By: Christy Cazzola
2014 has been an exciting year for me. I graduated from college with a teaching license in the state of Wisconsin, coached my first track season, was accepted into graduate school, won six national titles in track and field, was named NCAA Division III athlete of the year in indoor and outdoor track, named Academic All american of the Year, Honda’s Woman of the Year, and made USA Championships for the second time in the 800 and 1500 meters. Despite all of this I was determined to not have these accomplishments define my career; as I ended my college career in the back of my mind I hoped that someone would want me to run for them. That said, I also had a lot of doubt. I worried that I wasn’t good enough, that no one would want to sign me. Like many girls and women I struggle with self-doubt. However, I also hoped that someone would decide I was worth taking a chance on. Oiselle has taken that leap of faith and my experience as a pro runner has far exceeded anything I expected.
Taking the leap from NCAA to Oiselle sponsored professional runner.
Because Wisconsin doesn’t have a Oiselle dealer I honestly didn’t know much about Oiselle. Once I learned about the story behind the company, I knew I belonged to this flock. Many training runs I went on this summer had several confrontations with birds that I embraced as symbolic in my joining the flock.

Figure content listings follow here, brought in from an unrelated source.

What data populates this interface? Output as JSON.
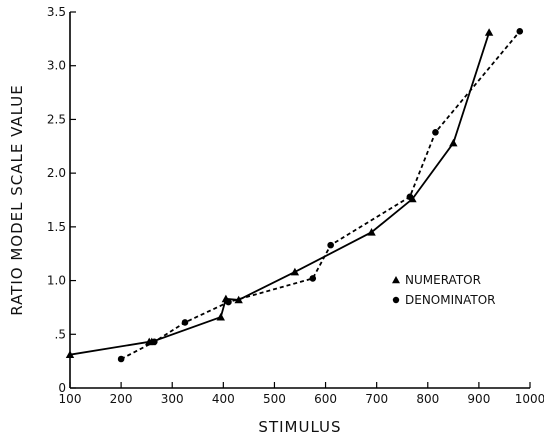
{
  "chart_data": {
    "type": "line",
    "xlabel": "STIMULUS",
    "ylabel": "RATIO MODEL SCALE VALUE",
    "xlim": [
      100,
      1000
    ],
    "ylim": [
      0,
      3.5
    ],
    "x_ticks": [
      100,
      200,
      300,
      400,
      500,
      600,
      700,
      800,
      900,
      1000
    ],
    "y_ticks": [
      0,
      0.5,
      1.0,
      1.5,
      2.0,
      2.5,
      3.0,
      3.5
    ],
    "x_tick_labels": [
      "100",
      "200",
      "300",
      "400",
      "500",
      "600",
      "700",
      "800",
      "900",
      "1000"
    ],
    "y_tick_labels": [
      "0",
      ".5",
      "1.0",
      "1.5",
      "2.0",
      "2.5",
      "3.0",
      "3.5"
    ],
    "legend_position": "right",
    "series": [
      {
        "name": "NUMERATOR",
        "marker": "triangle",
        "line": "solid",
        "points": [
          [
            100,
            0.31
          ],
          [
            255,
            0.43
          ],
          [
            260,
            0.43
          ],
          [
            395,
            0.66
          ],
          [
            405,
            0.83
          ],
          [
            430,
            0.82
          ],
          [
            540,
            1.08
          ],
          [
            690,
            1.45
          ],
          [
            770,
            1.76
          ],
          [
            850,
            2.28
          ],
          [
            920,
            3.31
          ]
        ]
      },
      {
        "name": "DENOMINATOR",
        "marker": "circle",
        "line": "dashed",
        "points": [
          [
            200,
            0.27
          ],
          [
            265,
            0.43
          ],
          [
            325,
            0.61
          ],
          [
            410,
            0.8
          ],
          [
            575,
            1.02
          ],
          [
            610,
            1.33
          ],
          [
            765,
            1.78
          ],
          [
            815,
            2.38
          ],
          [
            980,
            3.32
          ]
        ]
      }
    ]
  }
}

At many race warm ups since I’ve signed with Oiselle I imagined myself as a rising phoenix full of fire and passion standing for courage and challenging my inner demons.
This was my first summer competing at the professional level and taking flight from my comfortable spot in the NCAA Division III nest. My last two races of a long season were The Grandma’s Mile and The Magnificent Mile. The Grandma’s Mile was held in Duluth, MN, a beautiful lake town with excellent running trails. The mile course was above the trails on the road along the lake heading into downtown. On race day there was a strong headwind, but I wanted so badly to perform well that I went out in the top three and heading straight into the wind. I was feeling great at the 1/4, just okay by the 1/2 and by the 3/4 mile mark I was exhausted. I felt like the burners were falling off and in the last 1/4 of the race I went from 3rd to 5th. I finally found another gear and just before the finish I gave it one last push and finished fourth in a time of 4:36. I knew after the race that I had run with my heart and not with my head. This is not always the best strategy, but it was the choice I made that day stepping up to the starting line. I was disappointed with my time and my place after the race, but I knew I was courageous that day flying into the wind and taking a chance in a competitive pro field.
Fourth place at the Minnesota Mile.
Sunday's race was in Raleigh, NC. I was really excited to come here and stay with some Oiselle homies. This was the first time I have ever home-stayed alone and I had no idea what to expect! I came away truly impressed with the women here; to me they are a reflection of the company that we all represent. These are not just ordinary women, these are women who have a voice, they have depth, and they are educated, dynamic, and diverse. These are the women I want to surround myself with on a daily basis and getting to know them has made me so glad that Oiselle has been a forum for feminine fierce women to flock to.
The amazing women who took care of me in Raleigh!
The Magnificent Mile was my last race of the season and I came in feeling a little beat up. However, I chose this race specifically because it supports motor neuron research and the race record was within reach standing at 4:51. I knew that a part of my psyche wanted to end the season on a high note. Leaving Division III athletics and coming into the pro scene has made me a little fish in an ocean of competitors and I had a hunch that this race was the perfect fit to end my season with a sense of accomplishment. Once again, I didn’t have a great race, however, I walked away truly feeling like I belong in the pro circuit.
Two winners and course record setters. Thank you Allie, you have such a big heart.
With the last race of my season behind me I now have to put as much emphasis on my break as I do on my training. To get the greatest benefits when you take a break, my advice is to Be Naughty, Forget about Running, and then come back to running feeling Hungry and Ready to Give your All! For me, being naughty means eating lot's of dessert, enjoying a glass (or glasses, or a bottle) of wine, and of course lots of coffee. Forgetting about running means placing running on the shelf for some time so I can rest and heal my body. So for now, I will do my best to focus on my other passions and priorities in life. This will give me time to do the things that are always on the bottom of the list when I’m in training mode. Even though I say I’m leaving the running world, I am not. I have local teams that I volunteer coach and enjoy supporting and cheering on at local high school and college races as well. I can truly enjoy being a coach and a spectator of running so that I can allow myself to see why I love the sport so much. This lets me begin to miss running and brings back the spark that will light the fire of the burning phoenix waiting to fly again.